Today, I want to write about order book matching algorithms. These algorithms are scratching the surface of HFT and normally you do not need to know much about them except if you trade fully automated intraday or if you want to incorporate a more realistic market simulation in your backtester. Nevertheless I think they provide an interesting glimpse into the mechanics of an exchange.

## What is an orderbook?

First i want to explain what an orderbook is. When the limit orders for a specific asset arrive at an exchange, they are collected in a list. This list is termed the orderbook. There is one orderbook per asset. This is divied into the sell orders an the buy orders. It looks roughly as follows:

ID Time Size Price   Price Size Time ID
4 8:00:04 250 100   101 750 8:00:01 1
6 8:00:10 500 100   101 500 8:00:05 5
2 8:00:01 750 97   101 750 8:00:30 8
7 8:00:10 150 96   102 250 8:00:02 3

Of course it is in a database inside a computer, so the above is only a representation. On the left hand side I have grouped the buy orders, whereas on the right side i have the sell orders. Here the price of the buy orders is lower than the price of the sell orders. There are special cases where this is not the case, but for clarity we can disregard them. The size is the amount of the asset which should be traded. Time marks the time when the order arrived at the exchange. The field id is an identifier for the order. There are also other fields like the participants, but the ones I have written above are the most important ones. Note that orders are sorted with respect to price and when they have the same price they are sorted wrt. their arrival time at the exchange. When a market order is routed to the exchange, the exchange has to decide which orders are filled. This decision algorithm is called an order book matching algorithm.

## Price-Time-Priority/FIFO

The most simplest order book matching algorithm is a price-time-priority algorithm.
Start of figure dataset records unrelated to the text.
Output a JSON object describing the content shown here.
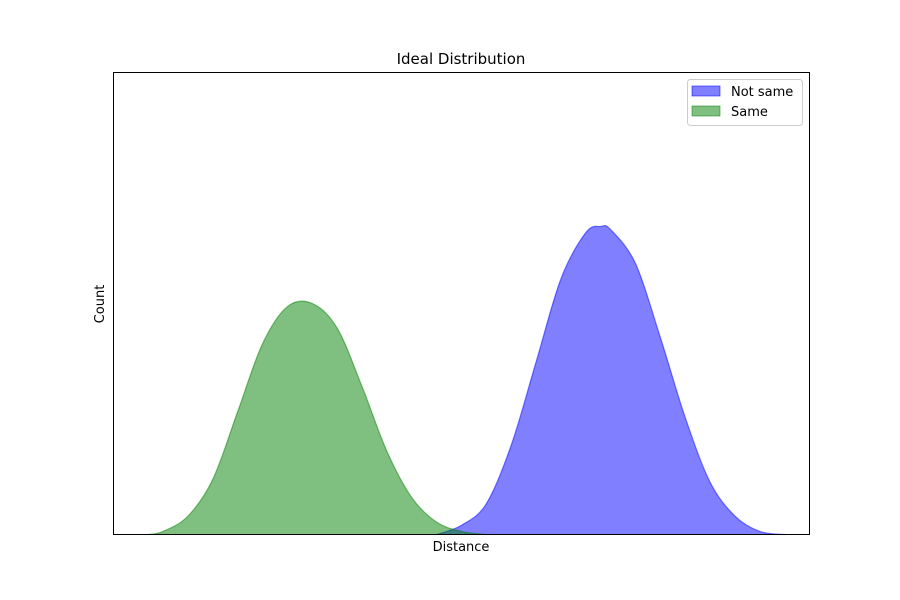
{
  "chart_data": {
    "type": "area",
    "title": "Ideal Distribution",
    "xlabel": "Distance",
    "ylabel": "Count",
    "xlim": [
      -0.2,
      1.2
    ],
    "ylim": [
      0,
      1.5
    ],
    "xticks": [],
    "yticks": [],
    "grid": false,
    "legend_position": "top-right",
    "series": [
      {
        "name": "Not same",
        "color": "#0000ff",
        "alpha": 0.5,
        "x": [
          0.45,
          0.5,
          0.55,
          0.6,
          0.65,
          0.7,
          0.75,
          0.78,
          0.8,
          0.85,
          0.9,
          0.95,
          1.0,
          1.05,
          1.1,
          1.15
        ],
        "y": [
          0.0,
          0.03,
          0.1,
          0.29,
          0.56,
          0.83,
          0.98,
          1.0,
          0.99,
          0.88,
          0.64,
          0.38,
          0.17,
          0.06,
          0.01,
          0.0
        ]
      },
      {
        "name": "Same",
        "color": "#008000",
        "alpha": 0.5,
        "x": [
          -0.13,
          -0.1,
          -0.05,
          0.0,
          0.05,
          0.1,
          0.15,
          0.2,
          0.25,
          0.3,
          0.35,
          0.4,
          0.45,
          0.5,
          0.55
        ],
        "y": [
          0.0,
          0.01,
          0.06,
          0.18,
          0.4,
          0.62,
          0.74,
          0.75,
          0.67,
          0.48,
          0.27,
          0.12,
          0.04,
          0.01,
          0.0
        ]
      }
    ]
  }
}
That means that the matching priority is first price and then time. The participants are rewarded for offering the best price and coming early. Let us assume we have the same order book as above and a buy order for 1000 assets comes in. The relevant parts from above is the sell side.

Sell
Price Size Time ID
101 750 8:00:01 1
101 500 8:00:05 5
101 750 8:00:30 8

When assuming price-time-priority, the orders are simply filled from above. So the first order of 750 assets is filled and the remaining 250 assets are filled from order id 5. So the order book after the buy order looks like the following.

Sell
Price Size Time ID
101 250 8:00:05 5
101 750 8:00:30 8

## Price Pro-rata

Price Pro-rata matching is often found in futures market and means that priority is first given to the price and then the orders are filled proportionally to their size. Assume again the order book from above. The motivation is, that order id 8 has a large size and should be preferred. We buy again 1000 assets. The total of assets with the best price of 101 is 2000, so each of the limit orders 1, 5, 8 is half filled. The order book after the execution of the buy order looks as follows:

Sell
Price Size Time ID
101 375 8:00:01 1
101 250 8:00:05 5
101 375 8:00:30 8

## Conclusion

There are many more order book matching algorithms, so I only covered the most important and widespread ones. They have different features like being good for small liquidity, but unfortunately I did not find a comprehensive reference.

The order book matching algorithm depends on the exchange, so when in doubt, consult the documentation of your exchange. Especially if you wonder why you are not filled when you joined too late at a price level.